Q: I am a 59-year-old female recently diagnosed with hemochromatosis. Would you please discuss this iron overload disorder? Most people have never heard of it. My friend is a carrier and has needed two blood removals. She had genetic testing after her cousin was diagnosed with the disorder.
My father was an only child but my mother has 9 brothers and sisters and many, many nieces, nephews and cousins. Since my father is a carrier, wouldn’t there be a great chance that some of her siblings would also be carriers or even have the disorder? What advice would you give my relatives?
A: Hemochromatosis is an inherited disorder in which too much iron builds up in the body. The human body absorbs approximately 10% of the iron from ingested foods. That figure is elevated to about 30% for individuals diagnosed with hemochromatosis. Over time, these individuals absorb and retain up to 20 times more iron than the body actually requires to function. Too much iron can cause the liver to enlarge or even fail, cirrhosis (scarring of the liver), cardiac arrhythmias, heart failure, and more.
The condition is either primary or secondary.

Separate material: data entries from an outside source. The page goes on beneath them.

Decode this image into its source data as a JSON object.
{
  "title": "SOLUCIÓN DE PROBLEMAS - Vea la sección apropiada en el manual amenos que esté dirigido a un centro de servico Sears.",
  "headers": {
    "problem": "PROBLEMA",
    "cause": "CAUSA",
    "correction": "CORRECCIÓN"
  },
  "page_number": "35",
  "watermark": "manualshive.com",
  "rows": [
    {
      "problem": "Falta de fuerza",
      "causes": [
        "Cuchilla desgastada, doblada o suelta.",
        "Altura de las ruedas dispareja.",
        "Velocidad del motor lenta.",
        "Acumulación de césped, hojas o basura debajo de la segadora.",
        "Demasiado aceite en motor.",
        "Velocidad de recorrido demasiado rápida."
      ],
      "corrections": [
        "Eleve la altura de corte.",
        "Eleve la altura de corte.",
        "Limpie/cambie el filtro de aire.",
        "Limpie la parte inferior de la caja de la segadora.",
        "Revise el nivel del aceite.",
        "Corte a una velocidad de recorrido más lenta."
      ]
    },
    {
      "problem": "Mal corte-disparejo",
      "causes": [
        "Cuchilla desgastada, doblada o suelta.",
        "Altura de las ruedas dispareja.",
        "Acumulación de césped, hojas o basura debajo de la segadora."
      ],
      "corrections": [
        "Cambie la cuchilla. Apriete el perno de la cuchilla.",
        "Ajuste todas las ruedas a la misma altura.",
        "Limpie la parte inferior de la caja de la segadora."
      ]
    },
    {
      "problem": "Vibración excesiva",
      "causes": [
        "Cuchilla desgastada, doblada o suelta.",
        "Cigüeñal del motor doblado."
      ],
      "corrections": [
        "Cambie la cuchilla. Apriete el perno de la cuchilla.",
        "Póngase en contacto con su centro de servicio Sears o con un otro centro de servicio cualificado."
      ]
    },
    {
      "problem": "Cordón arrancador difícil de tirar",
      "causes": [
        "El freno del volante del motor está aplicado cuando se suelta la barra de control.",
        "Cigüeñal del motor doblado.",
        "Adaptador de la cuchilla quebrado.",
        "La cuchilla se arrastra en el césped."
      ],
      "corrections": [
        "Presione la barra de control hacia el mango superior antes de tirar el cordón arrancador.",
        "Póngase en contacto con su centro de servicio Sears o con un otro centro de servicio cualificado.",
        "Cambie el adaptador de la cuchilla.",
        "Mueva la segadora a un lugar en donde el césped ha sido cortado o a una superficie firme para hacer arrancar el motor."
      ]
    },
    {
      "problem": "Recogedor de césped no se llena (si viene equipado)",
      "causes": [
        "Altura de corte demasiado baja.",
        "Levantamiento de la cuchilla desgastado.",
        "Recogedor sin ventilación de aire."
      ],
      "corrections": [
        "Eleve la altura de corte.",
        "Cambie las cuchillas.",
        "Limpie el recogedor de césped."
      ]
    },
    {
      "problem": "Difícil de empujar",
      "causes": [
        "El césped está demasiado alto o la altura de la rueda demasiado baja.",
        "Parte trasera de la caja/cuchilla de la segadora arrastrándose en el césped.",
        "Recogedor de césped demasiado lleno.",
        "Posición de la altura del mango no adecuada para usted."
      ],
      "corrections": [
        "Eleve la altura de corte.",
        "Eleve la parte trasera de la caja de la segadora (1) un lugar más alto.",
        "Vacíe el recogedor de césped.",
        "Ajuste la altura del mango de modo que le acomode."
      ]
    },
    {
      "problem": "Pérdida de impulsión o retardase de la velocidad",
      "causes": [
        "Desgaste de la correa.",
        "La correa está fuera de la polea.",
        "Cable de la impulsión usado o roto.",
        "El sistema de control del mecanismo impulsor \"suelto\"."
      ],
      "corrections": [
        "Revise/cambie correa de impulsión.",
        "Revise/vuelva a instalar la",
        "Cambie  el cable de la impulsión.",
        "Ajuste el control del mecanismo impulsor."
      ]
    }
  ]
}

The primary form is inherited and results from a defective gene that controls how much iron is absorbed from foods. If an individual inherits one hemochromatosis gene from each parent, he or she is at increased risk for iron overload. Those who inherit a defective gene from only one parent are carriers but usually do not develop the condition themselves, even though they may be found to have higher than average iron absorption. This is one of the most common genetic disorders known in our country but only about 50% of those with the disorder has signs or symptoms of the disease. The secondary form is commonly the result of yet another disorder such as anemia, alcoholism and others.
The most common denominator in iron overload patients is joint pain, followed by fatigue, abdominal pain, cardiac issues and a loss of sex drive; yet surprisingly, some people have no symptoms when first diagnosed. When detection and treatment are not begun early on, arthritis, heart abnormalities, thyroid deficiency, early menopause, impotence and organ problems can result. Alcohol is known to worsen liver damage and cirrhosis caused by hemochromatosis. The ingestion of high vitamin C drinks and supplements can worsen the condition because C helps the body absorb iron from foods consumed.
Diagnosis can be made by laboratory testing but doctors might not initially consider hemochromatosis or test for it because symptoms can be vague and attributed to countless other conditions. For example, complaints of arthritis or a thyroid deficiency might lead to specific testing for those conditions, not hemochromatosis.
Treatment is accomplished by ridding the body of excess iron through phlebotomy – removal of blood. Depending on the severity of overload, a pint of blood may be taken once or twice each week for up to about a year. Lab testing will be performed periodically. Once iron levels return to within normal range, phlebotomy may be performed every two to four months for life, the length of time determined by a hepatologist or hematologist. If treatment begins prior to organ damage, associated conditions can be prevented. The outlook depends on the degree of damage found once a person enters the medical system.
To answer your questions regarding relatives, siblings of those diagnosed with hemachromatosis should have their blood tested to determine if they are carriers or have the disease, while children, parents, and other close relatives should consider being tested.